A glass of bubbles, a serene lakeside view and a hacksaw was my introduction to this year’s Melbourne Food and Wine Festival, as I joined 35 foodies mingling expectantly at The Point in Albert Park, ogling a stage set frugally with a large chopping board and the macabre tools of butchery.

We weren’t waiting long before chef Scott Pickett strode out with a very healthy looking eight-week-old lamb slung over his shoulder, and in a charming and matter-of-fact way barrelled into the hour-long presentation about the complete breakdown of a carcass.

A brief intro allowed us questions at any point, then without further ado Pickett made the first incision. We grasped things very quickly when, with two slices of the boning knife and a couple of solid chops from the cleaver, he had the forequarter separated from the hindquarter. That is to say, in a couple of minutes he’d just chopped our lamb, in perfect meat-to-fat ratio, in a perpendicular half.

Pickett (or “chef” to get full points) knows a good deal about lamb, and talked us through every cut as he isolated it, from public perception to butcher negotiations and cooking advice.

His knife skills were in fine form as he liberated neck and shoulder cuts. These legendary “secondary” cuts are much cheaper than the prime cuts yet they pay a big dividend in flavour, the only trade-off being the craft and patience involved in slow roasting or braising them to the point where the tender flesh flakes moistly off the bone.

Moving further down the beast from once-was-a-head to tail, next came the flaps, belly and saddle – all of which can be rolled and roasted, or confited and fried, with the exception of the delicate fillets located next to the spine. These tender babies are usually a reasonable size on the typical 22 to 24-week-old lamb found in butchers and supermarkets, but ours were richly pink and diminutive. Quickly grilled affairs, definitely! We had left, of course, chops. Our small but plump chops ranged from the forequarter chumps (a little tough and boney) down to the prime cutlets that Joe Dinnerparty craves. Both need to be quickly grilled, fried or roasted as a rack; real par-for-the-course stuff until you consider crispy frying the intercostals (the fleshy bits between the ribs. Doesn’t everyone know that?).

Ah, the joys of the forequarter.

As Pickett moved into the tail end of the proceedings he carefully sawed poor lamby’s back half in half, simultaneously removing the shanks, which need little introducing but plenty of braising.

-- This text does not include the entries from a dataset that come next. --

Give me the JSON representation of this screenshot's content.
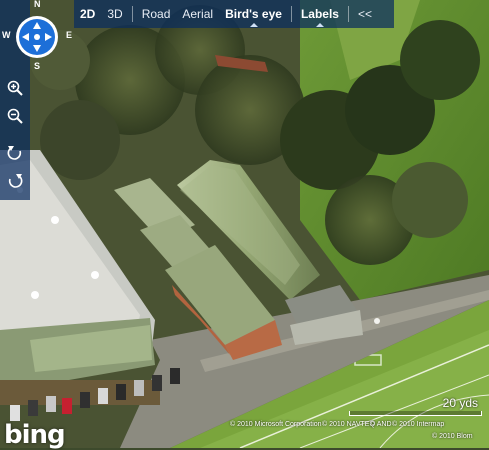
{
  "toolbar": {
    "mode_2d": "2D",
    "mode_3d": "3D",
    "road": "Road",
    "aerial": "Aerial",
    "birds_eye": "Bird's eye",
    "labels": "Labels",
    "collapse": "<<"
  },
  "compass": {
    "n": "N",
    "s": "S",
    "e": "E",
    "w": "W"
  },
  "scale": {
    "label": "20 yds"
  },
  "attribution": {
    "logo": "bing",
    "c1": "© 2010 Microsoft Corporation",
    "c2": "© 2010 NAVTEQ",
    "c3": "© AND",
    "c4": "© 2010 Intermap",
    "c5": "© 2010 Blom"
  },
  "colors": {
    "toolbar_bg": "#0a2d5f",
    "compass_blue": "#1d6fd8"
  },
  "icons": [
    "compass-icon",
    "zoom-in-icon",
    "zoom-out-icon",
    "rotate-left-icon",
    "rotate-right-icon"
  ]
}
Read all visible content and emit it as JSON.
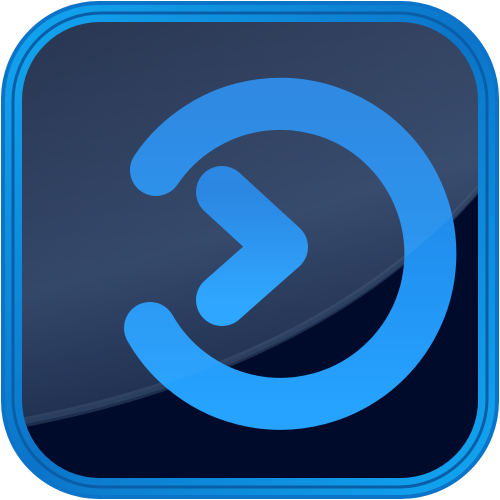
{
  "icon": {
    "name": "login-icon",
    "colors": {
      "frame_outer": "#0b74c8",
      "frame_bright": "#12a8f2",
      "frame_inner_edge": "#0a5ea8",
      "panel_top": "#2a3f63",
      "panel_mid": "#12203f",
      "panel_bottom": "#000a2a",
      "glyph_top": "#1c7fe0",
      "glyph_bottom": "#26a2ff",
      "gloss": "#ffffff"
    }
  }
}
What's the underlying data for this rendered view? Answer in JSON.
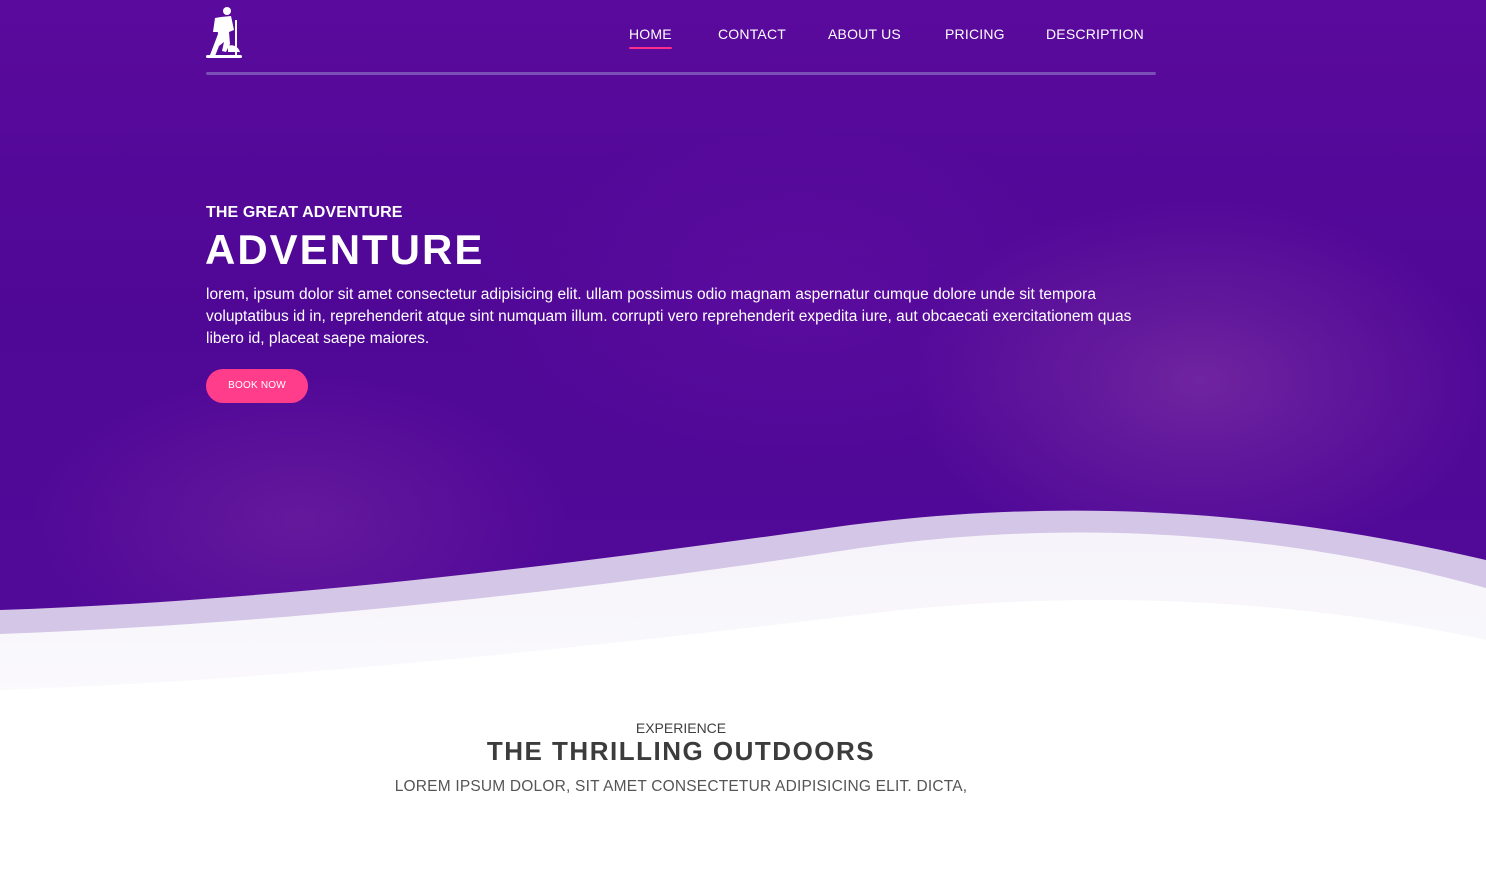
{
  "nav": {
    "items": [
      {
        "label": "HOME",
        "active": true
      },
      {
        "label": "CONTACT",
        "active": false
      },
      {
        "label": "ABOUT US",
        "active": false
      },
      {
        "label": "PRICING",
        "active": false
      },
      {
        "label": "DESCRIPTION",
        "active": false
      }
    ]
  },
  "hero": {
    "eyebrow": "THE GREAT ADVENTURE",
    "title": "ADVENTURE",
    "body": "lorem, ipsum dolor sit amet consectetur adipisicing elit. ullam possimus odio magnam aspernatur cumque dolore unde sit tempora voluptatibus id in, reprehenderit atque sint numquam illum. corrupti vero reprehenderit expedita iure, aut obcaecati exercitationem quas libero id, placeat saepe maiores.",
    "cta_label": "BOOK NOW"
  },
  "section": {
    "eyebrow": "EXPERIENCE",
    "title": "THE THRILLING OUTDOORS",
    "subtitle": "LOREM IPSUM DOLOR, SIT AMET CONSECTETUR ADIPISICING ELIT. DICTA,"
  },
  "colors": {
    "hero_purple": "#520a99",
    "accent_pink": "#ff3d8b",
    "nav_underline": "#ff2d8a",
    "text_dark": "#3c3c3c"
  }
}
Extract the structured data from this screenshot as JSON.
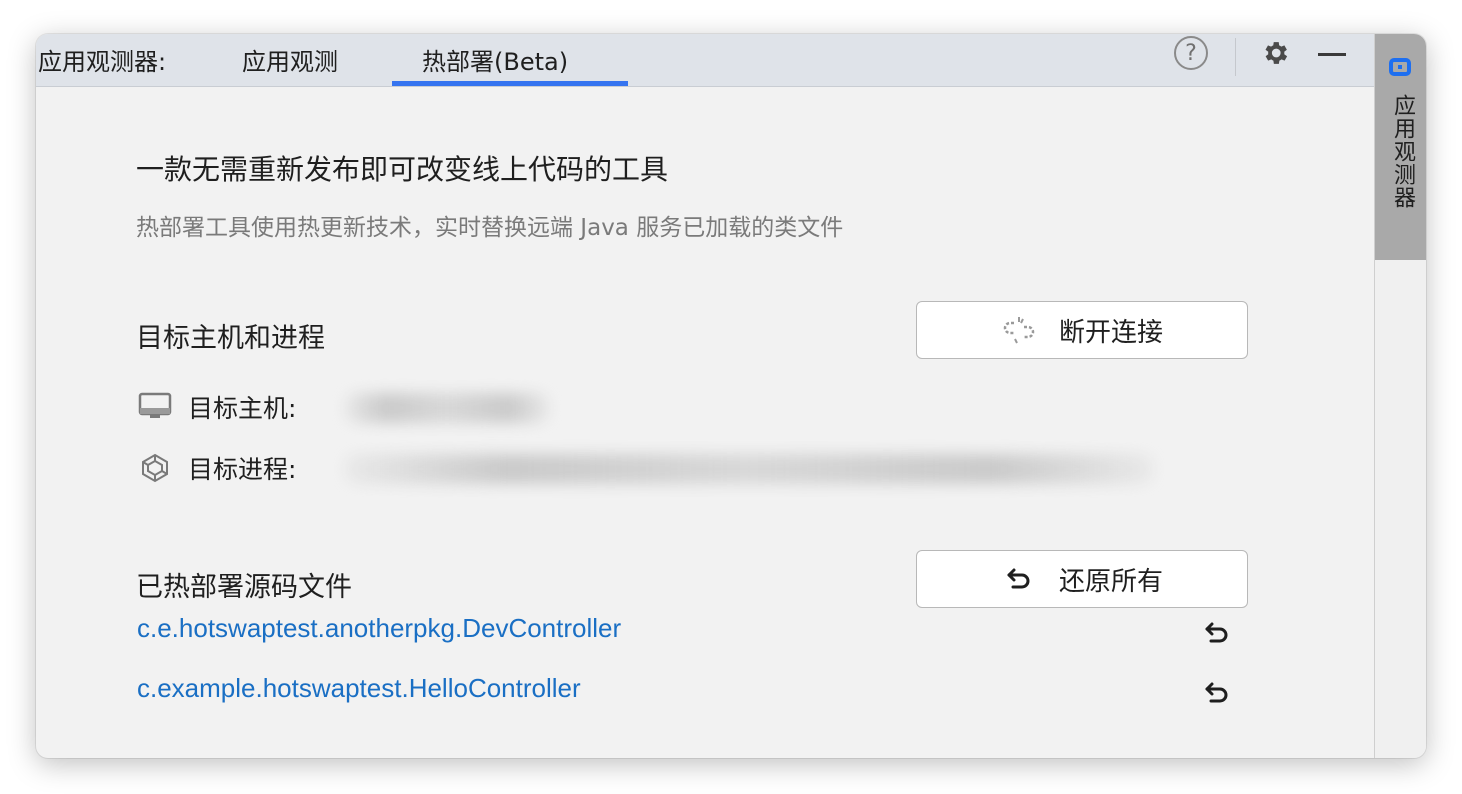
{
  "header": {
    "tool_title": "应用观测器:",
    "tabs": [
      {
        "label": "应用观测",
        "active": false
      },
      {
        "label": "热部署(Beta)",
        "active": true
      }
    ],
    "help_glyph": "?",
    "icons": [
      "help-icon",
      "gear-icon",
      "minimize-icon"
    ]
  },
  "stripe": {
    "label": "应用观测器",
    "accent_color": "#1e6ff0"
  },
  "main": {
    "title": "一款无需重新发布即可改变线上代码的工具",
    "subtitle": "热部署工具使用热更新技术，实时替换远端 Java 服务已加载的类文件"
  },
  "target": {
    "section_title": "目标主机和进程",
    "disconnect_label": "断开连接",
    "host_label": "目标主机:",
    "process_label": "目标进程:"
  },
  "files": {
    "section_title": "已热部署源码文件",
    "restore_all_label": "还原所有",
    "items": [
      "c.e.hotswaptest.anotherpkg.DevController",
      "c.example.hotswaptest.HelloController"
    ],
    "link_color": "#1a6fc4"
  },
  "colors": {
    "tab_underline": "#3574f0",
    "header_bg": "#dfe3e9",
    "panel_bg": "#f2f2f2"
  }
}
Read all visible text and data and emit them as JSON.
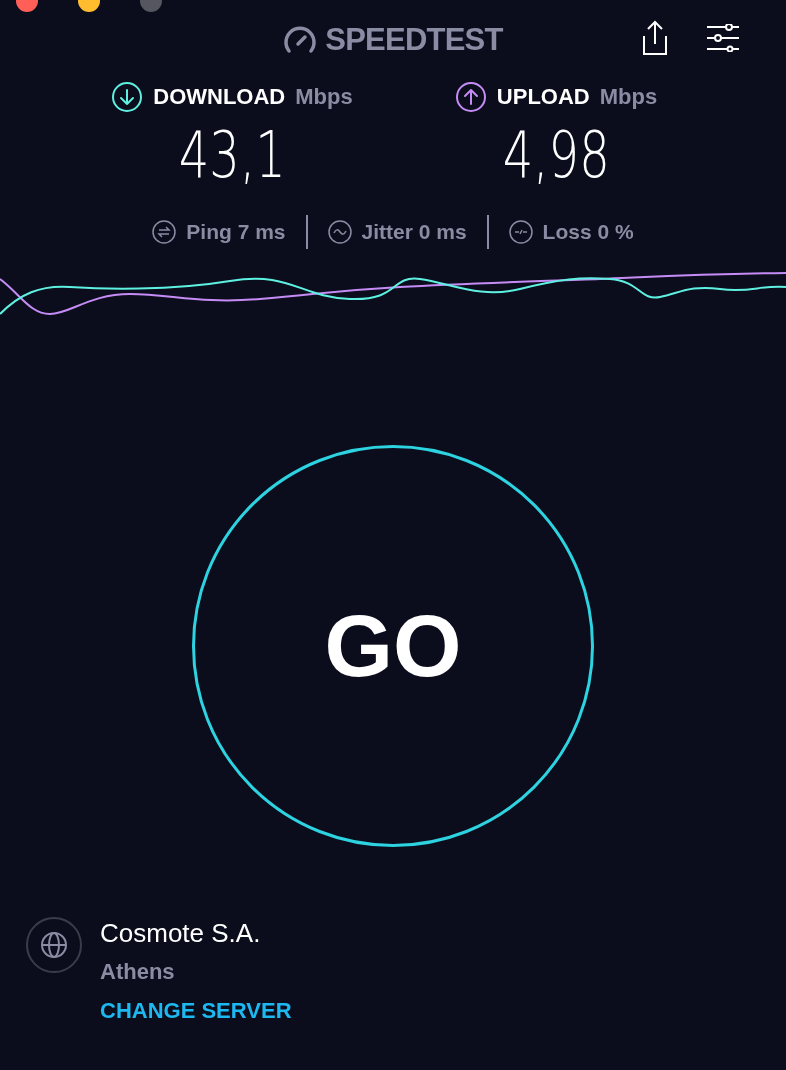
{
  "header": {
    "title": "SPEEDTEST"
  },
  "results": [
    {
      "kind": "download",
      "label": "DOWNLOAD",
      "unit": "Mbps",
      "value": "43,1"
    },
    {
      "kind": "upload",
      "label": "UPLOAD",
      "unit": "Mbps",
      "value": "4,98"
    }
  ],
  "metrics": [
    {
      "kind": "ping",
      "text": "Ping 7 ms"
    },
    {
      "kind": "jitter",
      "text": "Jitter 0 ms"
    },
    {
      "kind": "loss",
      "text": "Loss 0 %"
    }
  ],
  "go_button": {
    "label": "GO"
  },
  "server": {
    "provider": "Cosmote S.A.",
    "location": "Athens",
    "action": "CHANGE SERVER"
  }
}
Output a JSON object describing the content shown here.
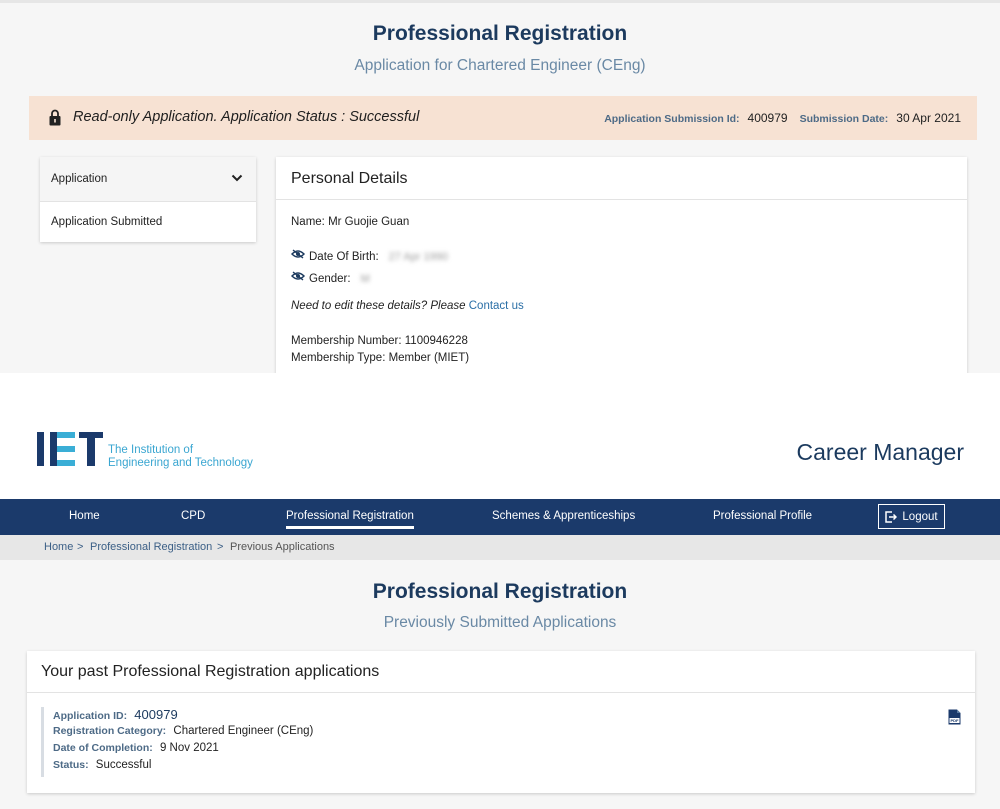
{
  "top": {
    "title": "Professional Registration",
    "subtitle": "Application for Chartered Engineer (CEng)",
    "banner": {
      "text": "Read-only Application. Application Status : Successful",
      "submission_id_label": "Application Submission Id:",
      "submission_id": "400979",
      "submission_date_label": "Submission Date:",
      "submission_date": "30 Apr 2021"
    },
    "sidebar": {
      "section": "Application",
      "items": [
        "Application Submitted"
      ]
    },
    "personal_details": {
      "title": "Personal Details",
      "name": "Name: Mr Guojie Guan",
      "dob_label": "Date Of Birth:",
      "dob_value": "27 Apr 1990",
      "gender_label": "Gender:",
      "gender_value": "M",
      "help_text": "Need to edit these details? Please",
      "contact_link": "Contact us",
      "membership_number": "Membership Number: 1100946228",
      "membership_type": "Membership Type: Member (MIET)"
    }
  },
  "bottom": {
    "logo_text_line1": "The Institution of",
    "logo_text_line2": "Engineering and Technology",
    "app_title": "Career Manager",
    "nav": {
      "items": [
        "Home",
        "CPD",
        "Professional Registration",
        "Schemes & Apprenticeships",
        "Professional Profile"
      ],
      "active": "Professional Registration",
      "logout": "Logout"
    },
    "breadcrumb": [
      "Home",
      "Professional Registration",
      "Previous Applications"
    ],
    "title": "Professional Registration",
    "subtitle": "Previously Submitted Applications",
    "card_title": "Your past Professional Registration applications",
    "application": {
      "id_label": "Application ID:",
      "id": "400979",
      "category_label": "Registration Category:",
      "category": "Chartered Engineer (CEng)",
      "completion_label": "Date of Completion:",
      "completion": "9 Nov 2021",
      "status_label": "Status:",
      "status": "Successful"
    }
  },
  "colors": {
    "navy": "#1b3a6b",
    "accent_blue": "#3aaed6",
    "banner_bg": "#f7e2d3",
    "subtitle": "#6a89a5"
  },
  "icons": [
    "lock-icon",
    "chevron-down-icon",
    "eye-slash-icon",
    "logout-icon",
    "pdf-icon"
  ]
}
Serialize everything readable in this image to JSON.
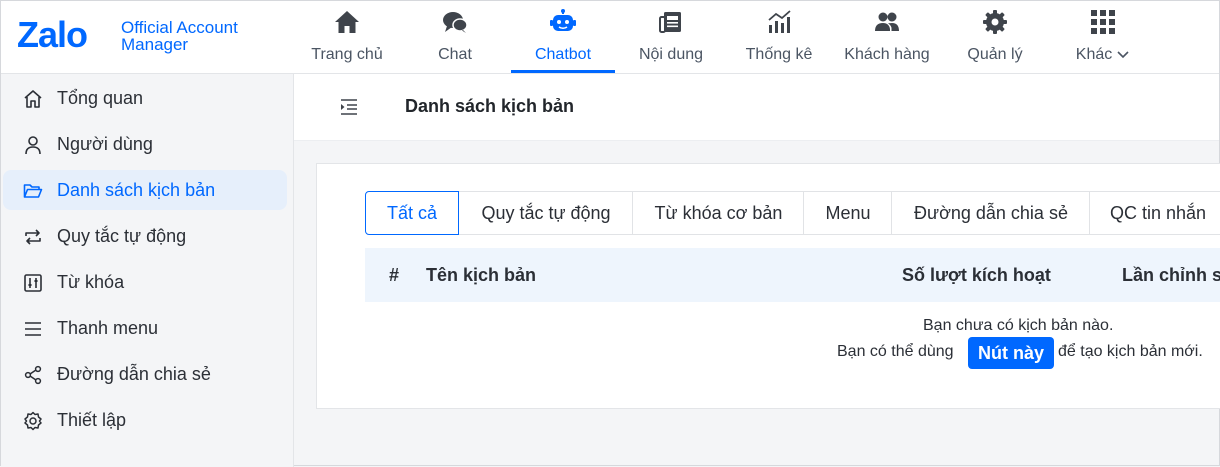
{
  "brand": {
    "logo_word": "Zalo",
    "subtitle_line1": "Official Account",
    "subtitle_line2": "Manager",
    "accent_color": "#0068ff"
  },
  "nav": {
    "items": [
      {
        "label": "Trang chủ",
        "icon": "home-icon"
      },
      {
        "label": "Chat",
        "icon": "chat-bubbles-icon"
      },
      {
        "label": "Chatbot",
        "icon": "robot-icon",
        "active": true
      },
      {
        "label": "Nội dung",
        "icon": "newspaper-icon"
      },
      {
        "label": "Thống kê",
        "icon": "bar-chart-icon"
      },
      {
        "label": "Khách hàng",
        "icon": "users-icon"
      },
      {
        "label": "Quản lý",
        "icon": "gear-icon"
      },
      {
        "label": "Khác",
        "icon": "grid-icon",
        "has_dropdown": true
      }
    ]
  },
  "sidebar": {
    "items": [
      {
        "label": "Tổng quan",
        "icon": "home-outline-icon"
      },
      {
        "label": "Người dùng",
        "icon": "user-outline-icon"
      },
      {
        "label": "Danh sách kịch bản",
        "icon": "folder-open-icon",
        "active": true
      },
      {
        "label": "Quy tắc tự động",
        "icon": "repeat-icon"
      },
      {
        "label": "Từ khóa",
        "icon": "sliders-icon"
      },
      {
        "label": "Thanh menu",
        "icon": "menu-lines-icon"
      },
      {
        "label": "Đường dẫn chia sẻ",
        "icon": "share-icon"
      },
      {
        "label": "Thiết lập",
        "icon": "settings-outline-icon"
      }
    ]
  },
  "main": {
    "title": "Danh sách kịch bản",
    "tabs": [
      {
        "label": "Tất cả",
        "active": true
      },
      {
        "label": "Quy tắc tự động"
      },
      {
        "label": "Từ khóa cơ bản"
      },
      {
        "label": "Menu"
      },
      {
        "label": "Đường dẫn chia sẻ"
      },
      {
        "label": "QC tin nhắn"
      }
    ],
    "table": {
      "columns": [
        "#",
        "Tên kịch bản",
        "Số lượt kích hoạt",
        "Lần chỉnh s"
      ]
    },
    "empty": {
      "line1": "Bạn chưa có kịch bản nào.",
      "line2_before": "Bạn có thể dùng",
      "button_label": "Nút này",
      "line2_after": "để tạo kịch bản mới."
    }
  }
}
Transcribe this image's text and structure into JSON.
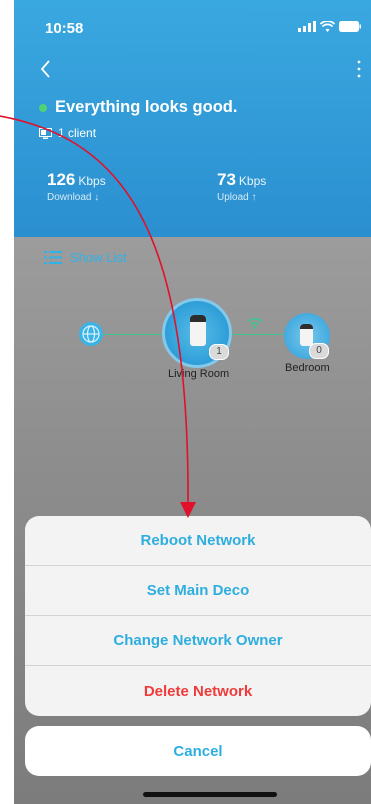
{
  "statusbar": {
    "time": "10:58"
  },
  "header": {
    "status_text": "Everything looks good.",
    "clients": "1 client",
    "download": {
      "value": "126",
      "unit": "Kbps",
      "label": "Download ↓"
    },
    "upload": {
      "value": "73",
      "unit": "Kbps",
      "label": "Upload ↑"
    }
  },
  "map": {
    "show_list": "Show List",
    "nodes": [
      {
        "name": "Living Room",
        "clients": "1"
      },
      {
        "name": "Bedroom",
        "clients": "0"
      }
    ]
  },
  "action_sheet": {
    "items": [
      "Reboot Network",
      "Set Main Deco",
      "Change Network Owner",
      "Delete Network"
    ],
    "cancel": "Cancel"
  },
  "colors": {
    "accent": "#2eaedf",
    "danger": "#ef3b3b",
    "header": "#2b8fd0",
    "status_ok": "#4ed277"
  }
}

One side then for classic roasting – to be started hot or sealed then turned down slow please – and the other carved into its five primal sections of rump, topside, round, silverside and, of course, girello (of course). Each needs to be treated in its own way, excluding the girello, which tends to get banished to the stockpot.

And ... voila! One hour and one fully disassembled lamb.

At this point, having been welcomed to the stage to prod the bits and ask more pesky questions, we were invited upstairs to enjoy the fruits of Pickett’s labours in a six-course degustation. We nestled together in The Point’s chic dining room and were wooed, with almost all the cuts playing a part – from the gorgeous appetiser of lamb consommé with a crisp croustillant (braised shank closely entwined in strung potato and fried) and subtle potato foam flecked with sea salt to the 24-hour slow-roasted shoulder with parsnip charcoal and, finally, to the main event: an assiette of lamb that was a great showcase and climax for the evening. It starred the cutest rare cutlet, crumbed brain (having taken some 15 years to get over my last brainy experience, I was pleasantly surprised by its marrow-like tenderness), roasted rump and round, sweetly glazed fillet on fondant potato. Each piece was presented in sequence across the plate and all cooked to perfection, like following a little trail of discovery; one I was very glad to take, although some of those with smaller appetites were struggling by this fifth course.

We were all relaxed and happy in our conversations as the desserts were cleared, and I was left to ponder the evening’s lessons, not least of which is that lamb is a seasonal beast, and although available year round is best in spring when size and flavour align favourably. Be sure to visit your butcher for lamb, avoid vacuum-bagged meat and have a go at the secondary cuts – they’re brilliant and worth the research and patience in preparation. I ’m going to get a lamb shoulder, and I’m gonna roast it for hours, and when I’m easing it gently off the bone I’ll give thanks to Scotty Pickett, and his beast.